BLBG: Commodities Gain as China Refrains From Rate Increase
Stocks rallied, almost completing the Standard & Poor’s 500 Index’s recovery from the six-month plunge that followed Lehman Brothers Holdings Inc.’s bankruptcy, and commodities gained after China refrained from raising interest rates. Treasuries and the U.S. dollar dropped.
The S&P 500 rose 0.3 percent to 1,243.71 at 10:15 a.m. New York time. It closed at 1,251.70 on Sept. 12, 2008, the last trading session before Lehman’s collapse spurred a 46 percent drop through March 9, 2009. The MSCI All-Country World Index gained 0.7 percent. The S&P GSCI Index of commodities climbed 1.5 percent.
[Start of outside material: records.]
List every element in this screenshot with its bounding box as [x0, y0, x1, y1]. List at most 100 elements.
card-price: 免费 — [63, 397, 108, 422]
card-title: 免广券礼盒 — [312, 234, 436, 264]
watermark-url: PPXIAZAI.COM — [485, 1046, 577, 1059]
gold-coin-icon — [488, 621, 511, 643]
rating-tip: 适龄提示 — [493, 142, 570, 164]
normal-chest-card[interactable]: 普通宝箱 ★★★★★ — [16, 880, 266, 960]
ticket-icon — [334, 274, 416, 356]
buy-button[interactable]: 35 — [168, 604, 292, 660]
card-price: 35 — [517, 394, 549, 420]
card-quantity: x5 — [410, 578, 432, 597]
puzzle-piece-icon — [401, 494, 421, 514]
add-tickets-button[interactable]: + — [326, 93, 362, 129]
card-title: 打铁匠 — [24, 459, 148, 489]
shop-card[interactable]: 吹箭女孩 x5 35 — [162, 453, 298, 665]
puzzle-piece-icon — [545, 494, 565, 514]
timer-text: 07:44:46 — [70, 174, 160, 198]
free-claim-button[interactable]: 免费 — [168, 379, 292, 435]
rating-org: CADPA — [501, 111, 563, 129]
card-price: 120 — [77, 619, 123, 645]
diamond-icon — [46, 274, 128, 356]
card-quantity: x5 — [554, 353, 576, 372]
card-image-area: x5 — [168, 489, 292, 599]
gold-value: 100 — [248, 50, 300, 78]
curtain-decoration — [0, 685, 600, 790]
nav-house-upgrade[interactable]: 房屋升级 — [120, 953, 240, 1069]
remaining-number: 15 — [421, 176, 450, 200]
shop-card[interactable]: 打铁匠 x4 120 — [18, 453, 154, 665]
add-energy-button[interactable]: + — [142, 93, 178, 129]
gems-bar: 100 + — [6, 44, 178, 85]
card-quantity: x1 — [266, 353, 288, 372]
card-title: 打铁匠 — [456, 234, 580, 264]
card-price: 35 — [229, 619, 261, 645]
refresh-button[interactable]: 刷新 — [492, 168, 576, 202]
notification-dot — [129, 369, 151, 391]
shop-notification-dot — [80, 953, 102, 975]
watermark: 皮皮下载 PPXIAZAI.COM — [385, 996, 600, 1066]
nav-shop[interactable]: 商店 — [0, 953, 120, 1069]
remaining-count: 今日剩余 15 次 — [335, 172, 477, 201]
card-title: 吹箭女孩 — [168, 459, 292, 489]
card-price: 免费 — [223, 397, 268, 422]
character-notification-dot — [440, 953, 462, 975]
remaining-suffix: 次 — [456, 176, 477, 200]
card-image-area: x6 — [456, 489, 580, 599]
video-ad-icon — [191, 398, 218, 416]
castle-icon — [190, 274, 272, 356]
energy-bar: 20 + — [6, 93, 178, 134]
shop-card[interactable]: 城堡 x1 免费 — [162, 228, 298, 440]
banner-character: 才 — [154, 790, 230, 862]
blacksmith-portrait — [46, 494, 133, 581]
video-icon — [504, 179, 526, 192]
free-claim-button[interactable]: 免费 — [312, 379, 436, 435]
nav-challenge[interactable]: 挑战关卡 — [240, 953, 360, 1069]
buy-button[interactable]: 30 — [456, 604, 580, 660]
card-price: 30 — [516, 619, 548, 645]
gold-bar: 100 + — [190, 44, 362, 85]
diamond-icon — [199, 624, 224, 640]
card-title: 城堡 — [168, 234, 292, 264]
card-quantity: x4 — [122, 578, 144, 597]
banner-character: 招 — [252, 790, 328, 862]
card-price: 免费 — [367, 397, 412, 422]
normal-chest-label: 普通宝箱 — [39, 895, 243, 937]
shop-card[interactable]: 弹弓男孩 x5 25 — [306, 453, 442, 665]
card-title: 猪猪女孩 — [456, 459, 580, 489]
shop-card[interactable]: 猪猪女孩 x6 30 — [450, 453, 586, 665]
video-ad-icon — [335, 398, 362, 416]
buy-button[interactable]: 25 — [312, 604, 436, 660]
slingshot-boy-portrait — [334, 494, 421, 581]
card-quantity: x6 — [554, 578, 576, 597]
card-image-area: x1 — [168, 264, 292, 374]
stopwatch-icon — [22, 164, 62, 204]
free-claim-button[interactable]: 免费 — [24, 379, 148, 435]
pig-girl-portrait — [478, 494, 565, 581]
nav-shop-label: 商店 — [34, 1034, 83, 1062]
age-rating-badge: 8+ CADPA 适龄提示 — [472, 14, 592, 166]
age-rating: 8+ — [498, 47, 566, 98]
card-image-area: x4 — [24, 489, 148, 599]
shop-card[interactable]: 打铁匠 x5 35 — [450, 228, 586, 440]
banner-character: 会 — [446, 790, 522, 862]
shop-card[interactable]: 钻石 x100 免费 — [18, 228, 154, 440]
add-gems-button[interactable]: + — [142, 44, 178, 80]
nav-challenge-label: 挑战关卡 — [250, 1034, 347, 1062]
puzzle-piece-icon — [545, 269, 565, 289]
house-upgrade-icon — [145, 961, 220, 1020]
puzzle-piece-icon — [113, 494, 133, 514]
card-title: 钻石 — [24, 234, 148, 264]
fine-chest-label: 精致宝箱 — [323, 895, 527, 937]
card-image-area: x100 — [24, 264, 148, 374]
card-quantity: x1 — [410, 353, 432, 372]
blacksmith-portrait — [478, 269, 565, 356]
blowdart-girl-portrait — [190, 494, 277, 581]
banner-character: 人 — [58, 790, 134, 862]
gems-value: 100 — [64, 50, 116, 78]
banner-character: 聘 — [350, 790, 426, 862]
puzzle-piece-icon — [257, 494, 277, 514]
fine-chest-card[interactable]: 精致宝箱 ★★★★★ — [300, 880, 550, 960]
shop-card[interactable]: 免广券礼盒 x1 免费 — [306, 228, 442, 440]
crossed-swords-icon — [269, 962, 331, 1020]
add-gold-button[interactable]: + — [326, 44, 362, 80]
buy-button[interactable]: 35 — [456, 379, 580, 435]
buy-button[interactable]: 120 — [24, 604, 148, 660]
Treasuries dropped before tomorrow’s Federal Reserve meeting, pushing 10-year yields to a six-month high of 3.39 percent, on speculation Congress will pass President Barack Obama’s agreement to extend tax cuts.
While Chinese inflation accelerated to the fastest pace in more than two years, the central bank kept its benchmark interest rate unchanged. The helped boost optimism that the world’s fastest growing major economy will keep fueling the global expansion.
“There’s a sense of relief that there wasn’t further tightening by officials in China,” said Liam Dalton, president of Axiom Capital Management Inc. in New York, which oversees $1.4 billion. “The main event is to sell bonds and to hold onto stocks because the underlying improvement is what the market’s acting upon right now.”
U.S. government and Federal Reserve spending to stimulate the economy, 70 percent of S&P 500 companies beating profit estimates for a record six straight quarters and bond yields dropping to all-time lows have helped drive the S&P 500’s rebound since March 2009. The index will end 2011 at 1,379, according to the average projection of 11 strategists at Wall Street’s biggest banks, producing the biggest three-year rally since 1997-2000.